Review: Richard III8:48, 26th March 2019
Richard III is one of Shakespeare’s most notorious villains, and in this touring production from Headlong, directed by John Haidar, Tom Mothersdale’s ‘bunch-back’d toad’ self-congratulates gleefully in asides to the audience as he violently tricks, lies and manipulates his way to power. The physical deformities adopted by Mothersdale do indeed render him spider-like, and also shorter than every other character he encounters so that, while he is menacing, his childlike weakness and desire for approval (whether that should manifest itself in love from women or love from the audience) is a constant undercurrent.
At the newly reopened theatre in Alexandra Palace, where I saw the production, the sheer size of the venue somewhat dwarfs Chiara Stephenson’s design.

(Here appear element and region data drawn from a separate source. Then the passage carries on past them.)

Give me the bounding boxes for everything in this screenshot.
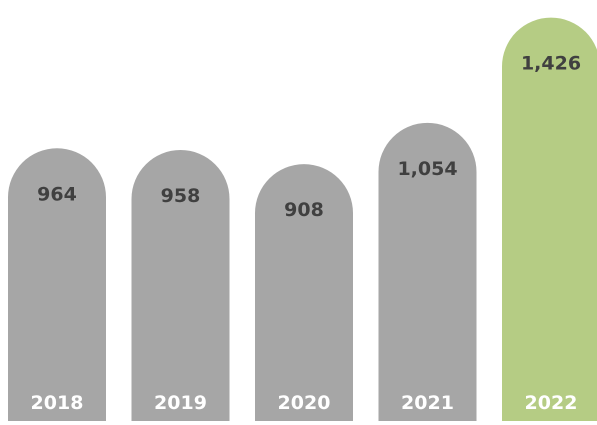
category-label-2019: 2019 xyxy=(154,392,207,414)
category-label-2020: 2020 xyxy=(278,392,331,414)
data-label-2019: 958 xyxy=(161,185,201,207)
category-label-2018: 2018 xyxy=(31,392,84,414)
data-label-2020: 908 xyxy=(284,199,324,221)
data-label-2021: 1,054 xyxy=(397,158,457,180)
category-label-2021: 2021 xyxy=(401,392,454,414)
data-label-2022: 1,426 xyxy=(521,53,581,75)
bar-2018 xyxy=(8,148,106,421)
data-label-2018: 964 xyxy=(37,183,77,205)
bar-2020 xyxy=(255,164,353,421)
bar-2021 xyxy=(378,122,477,421)
bar-2022 xyxy=(502,17,597,421)
bar-2019 xyxy=(131,149,230,421)
category-label-2022: 2022 xyxy=(525,392,578,414)
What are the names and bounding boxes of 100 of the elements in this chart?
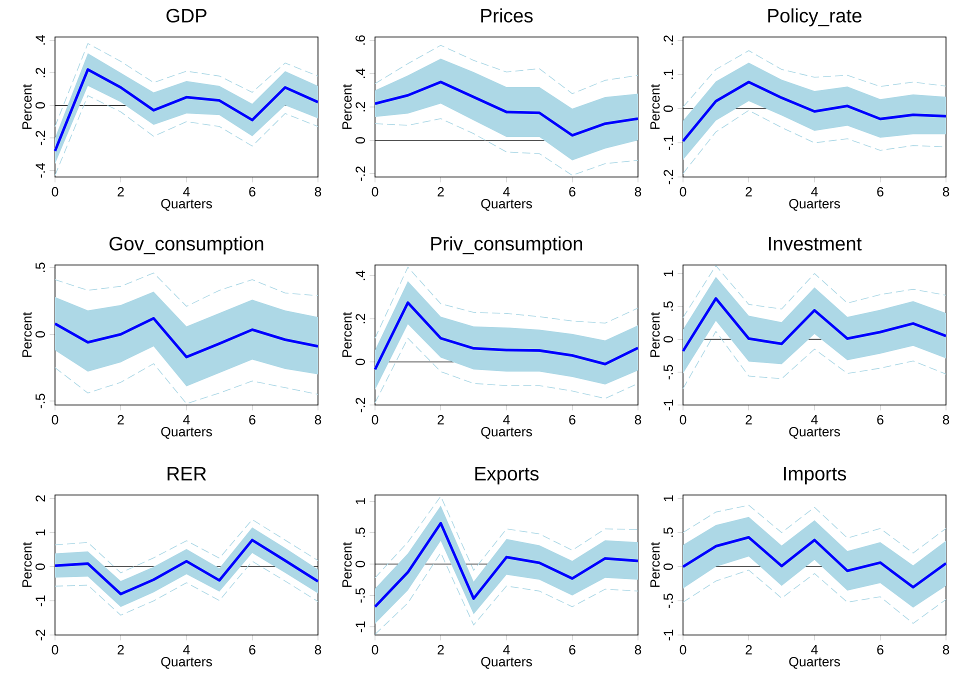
x-tick-label: 4 (811, 645, 818, 654)
x-tick-label: 4 (503, 645, 510, 654)
x-axis-title: Quarters (481, 656, 532, 669)
y-tick-label: -.1 (664, 136, 673, 150)
x-tick-label: 4 (183, 645, 190, 654)
x-tick-label: 6 (569, 415, 576, 424)
x-tick-label: 8 (634, 645, 642, 654)
x-tick-label: 8 (314, 187, 322, 196)
y-tick-label: .4 (356, 68, 365, 78)
y-tick-label: 0 (36, 102, 45, 109)
line-series (54, 95, 318, 176)
x-tick-label: 2 (746, 645, 752, 654)
x-tick-label: 4 (183, 415, 190, 424)
line-series (374, 552, 638, 635)
y-tick-label: -.2 (356, 166, 365, 181)
line-series (374, 301, 640, 371)
x-tick-label: 2 (118, 645, 124, 654)
y-tick-label: -1 (356, 622, 365, 632)
y-axis-title: Percent (342, 312, 352, 357)
line-series (54, 538, 320, 596)
y-tick-label: 2 (36, 495, 45, 502)
y-tick-label: -1 (36, 596, 45, 606)
y-axis-title: Percent (22, 542, 32, 587)
y-tick-label: .2 (664, 36, 673, 45)
y-tick-label: 0 (356, 137, 365, 144)
y-tick-label: 0 (356, 358, 365, 366)
line-series (54, 560, 318, 616)
y-tick-label: 0 (36, 564, 45, 570)
y-axis-title: Percent (650, 84, 660, 129)
chart-title: Policy_rate (768, 8, 862, 26)
x-tick-label: 0 (52, 415, 58, 424)
y-tick-label: .4 (36, 35, 45, 45)
y-tick-label: -.4 (36, 163, 45, 178)
line-series (54, 43, 318, 127)
y-axis-title: Percent (650, 542, 660, 587)
line-series (54, 363, 318, 404)
line-series (374, 118, 638, 176)
y-tick-label: .5 (36, 262, 45, 272)
x-tick-label: 2 (746, 415, 752, 424)
chart-title: Imports (784, 467, 846, 484)
y-tick-label: .6 (356, 35, 365, 45)
line-series (682, 297, 948, 352)
x-tick-label: 2 (438, 187, 444, 196)
chart-title: Priv_consumption (431, 236, 582, 254)
y-tick-label: 1 (664, 495, 673, 502)
line-series (682, 536, 948, 589)
y-tick-label: .2 (36, 68, 45, 78)
y-axis-title: Percent (22, 84, 32, 129)
x-tick-label: 0 (372, 187, 378, 196)
x-tick-label: 8 (942, 645, 950, 654)
x-tick-label: 6 (877, 415, 884, 424)
x-tick-label: 8 (634, 415, 642, 424)
chart-title: Investment (769, 237, 862, 251)
x-tick-label: 4 (811, 187, 818, 196)
x-tick-label: 0 (372, 415, 378, 424)
y-axis-title: Percent (22, 312, 32, 357)
y-tick-label: 0 (664, 564, 673, 570)
line-series (682, 80, 948, 142)
y-tick-label: .4 (356, 270, 365, 280)
x-tick-label: 0 (680, 415, 686, 424)
line-series (374, 44, 638, 94)
line-series (682, 265, 946, 318)
x-axis-title: Quarters (481, 426, 532, 439)
x-tick-label: 4 (503, 415, 510, 424)
x-tick-label: 0 (680, 187, 686, 196)
line-series (682, 50, 946, 108)
chart-title: Gov_consumption (110, 236, 264, 254)
line-series (682, 570, 946, 624)
y-tick-label: -1 (664, 400, 673, 410)
x-tick-label: 8 (314, 415, 322, 424)
x-axis-title: Quarters (789, 656, 840, 669)
chart-title: Prices (481, 8, 533, 23)
y-tick-label: -.2 (356, 398, 365, 412)
line-series (374, 522, 640, 608)
x-axis-title: Quarters (161, 198, 212, 211)
y-axis-title: Percent (342, 84, 352, 129)
x-tick-label: 6 (249, 187, 256, 196)
x-tick-label: 4 (503, 187, 510, 196)
y-tick-label: .2 (356, 102, 365, 112)
x-tick-label: 0 (680, 645, 686, 654)
x-tick-label: 6 (877, 187, 884, 196)
x-tick-label: 8 (314, 645, 322, 654)
y-tick-label: 1 (36, 529, 45, 536)
y-axis-title: Percent (342, 542, 352, 587)
y-tick-label: 0 (36, 331, 45, 338)
x-tick-label: 0 (52, 187, 58, 196)
x-axis-title: Quarters (161, 426, 212, 439)
line-series (374, 80, 640, 137)
x-axis-title: Quarters (789, 426, 840, 439)
x-tick-label: 6 (249, 645, 256, 654)
y-axis-title: Percent (650, 312, 660, 357)
line-series (682, 330, 946, 389)
line-series (54, 316, 320, 358)
x-tick-label: 8 (942, 415, 950, 424)
y-tick-label: -2 (36, 630, 45, 640)
y-tick-label: .5 (356, 528, 365, 538)
x-tick-label: 2 (746, 187, 752, 196)
y-tick-label: -.2 (36, 130, 45, 146)
x-axis-title: Quarters (789, 198, 840, 211)
line-series (374, 496, 638, 578)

The touring set will fit beautifully in other venues: must, for example, have brought a real intensity at the Bristol Old Vic, to which it returns later in its run, but in this incredibly high-ceilinged, 900-seat space much of the claustrophobia dissipates into the air. Having said this, the design itself is very successful, with two-way mirrors set in a horseshoe focussing the beam of the action on a central point which is occupied throughout the first half by an ever-descending crown, found after the interval on Richard’s head.
Sound design, by George Dennis, is also used to great effect: a ticking intensifies at points in the plot which creates a terrible sense of the inevitable, first of Richard’s rise, then of his fall; and Elliot Griggs’ lighting which largely avoids the mirrors in the first half, focusing a beam for the most part on the central hanging crown, is used to great effect in the second half to back-light a realm beyond-the-living behind the mirrors, where the increasing number of Richard’s dead enemies and perceived threats gather to stare him out as his confidence and sanity slip away.
Besides Mothersdale, there are strong performances from Stefan Adegbola as a preening Buckingham, making a grave error of judgement in trusting a man whose only loyalty is to himself, and Michael Matus, as Edward and later Stanley: his final speech as Edward building beautifully in passion until he is struck down by a heart attack, and his quiet uncertainty and mistrust of Richard underpinning his whole performance as Stanley until, inevitably, he switches sides in the Battle of Bosworth.
The production will continue to tour, returning to the Bristol Old Vic before visiting the Cambridge Arts Theatre; Home, Manchester; Oxford Playhouse; and Royal & Derngate, Northampton, closing on 25 May.